L'Écume des jours ne sera reconnu par son public qu'à la fin des années 1960 avant de devenir un classique
reconnu dans les décennies suivantes. Boris Vian cite dans l'avant-propos du roman le lieu où il est censé
avoir écrit cet ouvrage (La Nouvelle-Orléans, et d'autres où il n'a jamais mis les pieds Memphis, Davenport)
aux États-Unis d'Amérique.
Les personnages évoluent dans un univers poétique et déroutant, avec pour thèmes centraux l’amour, la
maladie, le travail, la mort, dans une atmosphère de musique de jazz, de climat humide et marécageux, qui
rappellent les bayous de Louisiane.
Références sur le thème « Ces objets qui nous envahissent ».
Dans L’ÉCUME DES JOURS de Boris Vian (lire surréaliste)
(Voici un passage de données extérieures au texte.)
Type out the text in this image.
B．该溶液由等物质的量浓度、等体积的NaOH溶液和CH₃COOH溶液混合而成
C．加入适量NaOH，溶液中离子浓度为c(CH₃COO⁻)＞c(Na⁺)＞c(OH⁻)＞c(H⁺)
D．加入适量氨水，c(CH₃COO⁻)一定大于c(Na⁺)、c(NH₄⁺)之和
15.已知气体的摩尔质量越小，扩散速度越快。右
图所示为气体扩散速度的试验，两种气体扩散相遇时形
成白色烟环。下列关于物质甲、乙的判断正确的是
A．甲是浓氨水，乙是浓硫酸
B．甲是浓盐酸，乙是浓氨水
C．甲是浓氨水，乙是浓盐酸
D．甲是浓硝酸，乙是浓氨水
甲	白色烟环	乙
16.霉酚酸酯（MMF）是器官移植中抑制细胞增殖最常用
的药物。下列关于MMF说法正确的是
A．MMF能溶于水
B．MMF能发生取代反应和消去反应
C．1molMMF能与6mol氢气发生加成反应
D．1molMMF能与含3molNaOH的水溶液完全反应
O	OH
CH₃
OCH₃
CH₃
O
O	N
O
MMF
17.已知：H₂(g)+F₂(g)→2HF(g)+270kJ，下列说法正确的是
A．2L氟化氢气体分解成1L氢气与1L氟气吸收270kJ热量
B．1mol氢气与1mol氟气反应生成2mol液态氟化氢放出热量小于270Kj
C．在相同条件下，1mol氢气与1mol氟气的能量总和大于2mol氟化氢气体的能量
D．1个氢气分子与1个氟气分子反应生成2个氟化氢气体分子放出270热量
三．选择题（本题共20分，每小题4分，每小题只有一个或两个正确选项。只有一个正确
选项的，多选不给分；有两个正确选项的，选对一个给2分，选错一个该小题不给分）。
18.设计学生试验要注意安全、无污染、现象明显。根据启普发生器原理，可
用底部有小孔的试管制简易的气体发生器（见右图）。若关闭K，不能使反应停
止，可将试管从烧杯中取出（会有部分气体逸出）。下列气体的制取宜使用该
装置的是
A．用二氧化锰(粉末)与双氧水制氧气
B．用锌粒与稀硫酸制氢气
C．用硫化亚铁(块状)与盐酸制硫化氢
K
Invention du Pianocktail : qui permet, pour chaque mélodie jouée, de produire un cocktail dont la
saveur rappellera les sensations éprouvées lors de l'écoute du morceau
Chick, passionné de Jean-Sol Partre, dépense tout son argent pour acheter des œuvres et des objets
ayant appartenus à Jean-Sol Partre (Jean Paul Sartre Philosophe 1905/1980). Il est tué par les
policiers alors qu'il tente de les empêcher de détruire les ouvrages du philosophe
Cette passion de chick pour Jean-Sol Partre l’empêche d’épouser Alise. Elle finira par tuer le
philosophe avec un Arrache-cœur.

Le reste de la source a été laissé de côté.